Source: News Times / Rachel Spain
The walls of the Center for Cancer and Blood Disorders at Children’s Hospital Colorado in Aurora are bright and welcoming: some are covered with pictures of wildflowers, others hold distractions such as a video game console for anxious parents who wait with their children in the lobby.
But Paul Lemieux, a 25-year-old cancer survivor, was only interested in one thing on a recent Thursday in July: whether this visit to Children’s would be his last as a patient.

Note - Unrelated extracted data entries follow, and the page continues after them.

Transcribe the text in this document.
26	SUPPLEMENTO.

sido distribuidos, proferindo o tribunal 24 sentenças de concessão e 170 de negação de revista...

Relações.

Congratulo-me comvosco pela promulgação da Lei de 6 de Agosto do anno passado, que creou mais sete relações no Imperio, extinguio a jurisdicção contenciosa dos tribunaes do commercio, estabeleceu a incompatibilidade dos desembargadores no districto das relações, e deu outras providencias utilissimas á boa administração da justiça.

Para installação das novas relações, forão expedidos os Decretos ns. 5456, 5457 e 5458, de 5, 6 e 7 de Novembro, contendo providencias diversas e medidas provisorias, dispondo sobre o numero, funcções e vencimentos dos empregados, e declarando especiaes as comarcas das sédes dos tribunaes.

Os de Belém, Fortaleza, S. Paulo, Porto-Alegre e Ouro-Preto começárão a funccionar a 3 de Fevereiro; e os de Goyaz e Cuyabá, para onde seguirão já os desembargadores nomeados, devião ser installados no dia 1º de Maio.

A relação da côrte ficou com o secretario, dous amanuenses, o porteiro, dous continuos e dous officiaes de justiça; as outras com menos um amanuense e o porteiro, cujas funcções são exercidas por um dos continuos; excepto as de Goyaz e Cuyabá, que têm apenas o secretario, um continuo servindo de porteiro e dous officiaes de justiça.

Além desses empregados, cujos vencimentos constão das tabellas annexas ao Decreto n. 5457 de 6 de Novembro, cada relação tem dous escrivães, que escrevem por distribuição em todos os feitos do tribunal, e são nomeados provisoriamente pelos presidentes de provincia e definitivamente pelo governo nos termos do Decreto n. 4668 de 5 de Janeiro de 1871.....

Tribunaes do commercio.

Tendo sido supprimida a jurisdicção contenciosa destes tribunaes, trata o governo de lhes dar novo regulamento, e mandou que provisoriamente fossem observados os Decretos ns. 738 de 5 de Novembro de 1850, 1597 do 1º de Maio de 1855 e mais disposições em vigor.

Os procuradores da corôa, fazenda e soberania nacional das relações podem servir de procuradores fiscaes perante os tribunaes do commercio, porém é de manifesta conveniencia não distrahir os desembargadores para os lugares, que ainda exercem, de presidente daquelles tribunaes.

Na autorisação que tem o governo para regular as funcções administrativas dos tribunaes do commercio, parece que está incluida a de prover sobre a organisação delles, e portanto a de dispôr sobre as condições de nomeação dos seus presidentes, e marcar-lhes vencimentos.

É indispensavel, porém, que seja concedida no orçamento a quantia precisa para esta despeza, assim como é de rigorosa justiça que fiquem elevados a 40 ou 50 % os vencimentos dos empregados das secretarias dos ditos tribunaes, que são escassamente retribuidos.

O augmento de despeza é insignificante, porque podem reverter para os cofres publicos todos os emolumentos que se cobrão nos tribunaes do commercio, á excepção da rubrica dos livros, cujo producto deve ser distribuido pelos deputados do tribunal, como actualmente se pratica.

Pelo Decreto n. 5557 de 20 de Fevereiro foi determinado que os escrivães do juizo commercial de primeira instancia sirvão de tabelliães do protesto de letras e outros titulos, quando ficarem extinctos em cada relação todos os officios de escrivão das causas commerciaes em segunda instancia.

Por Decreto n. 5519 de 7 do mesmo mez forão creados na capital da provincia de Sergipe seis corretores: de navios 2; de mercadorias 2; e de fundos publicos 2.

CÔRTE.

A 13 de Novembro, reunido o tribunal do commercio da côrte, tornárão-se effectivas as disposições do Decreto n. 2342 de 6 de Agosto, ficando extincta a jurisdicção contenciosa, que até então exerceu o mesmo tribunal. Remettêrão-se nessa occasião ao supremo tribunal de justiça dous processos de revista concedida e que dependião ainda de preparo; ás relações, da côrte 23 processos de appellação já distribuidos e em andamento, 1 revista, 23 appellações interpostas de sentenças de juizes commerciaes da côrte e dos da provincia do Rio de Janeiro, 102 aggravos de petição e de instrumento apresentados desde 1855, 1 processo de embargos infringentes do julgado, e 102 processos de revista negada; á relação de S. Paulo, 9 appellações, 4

“I grew up a very healthy kid,” said Lemieux, who was diagnosed at age 11 with primary intracranial choriocarcinoma, an aggressive cancerous tumor in his brain. “To be diagnosed with cancer wasn’t anything I was expecting, it wasn’t anything my parents were expecting. It just hits you blindly.”
Lemieux said the hardest part of the diagnosis was the beginning, where his only symptoms were throwing up and having a terrible headache. It was a CAT scan at a Boulder clinic that revealed a mass in his brain, reported the Aurora Sentinel (http://bit.ly/2aNxgrG).
By the time he arrived at the emergency department at Children’s Colorado, doctors performed surgery on him that evening to relieve the pressure on his brain and conducted a biopsy, which revealed that the growth was malignant. That followed with a hospital stay where he underwent six rounds of chemotherapy and five weeks of radiation.
“I missed most of my sixth grade year,” Lemieux said. A year later, Lemieux was given news that he was in remission, but for nearly 15 years has returned to Children’s for treatments and checkups with pediatric oncologist Dr. Nick Foreman.
Foreman, who has served as Lemieux’s physician for over a decade at Children’s, brought two brain scans to what both hoped would be Lemieux’s last appointment. The first showed Lemieux’s tumor from the time he was diagnosed in 2002, the second was the newest scan.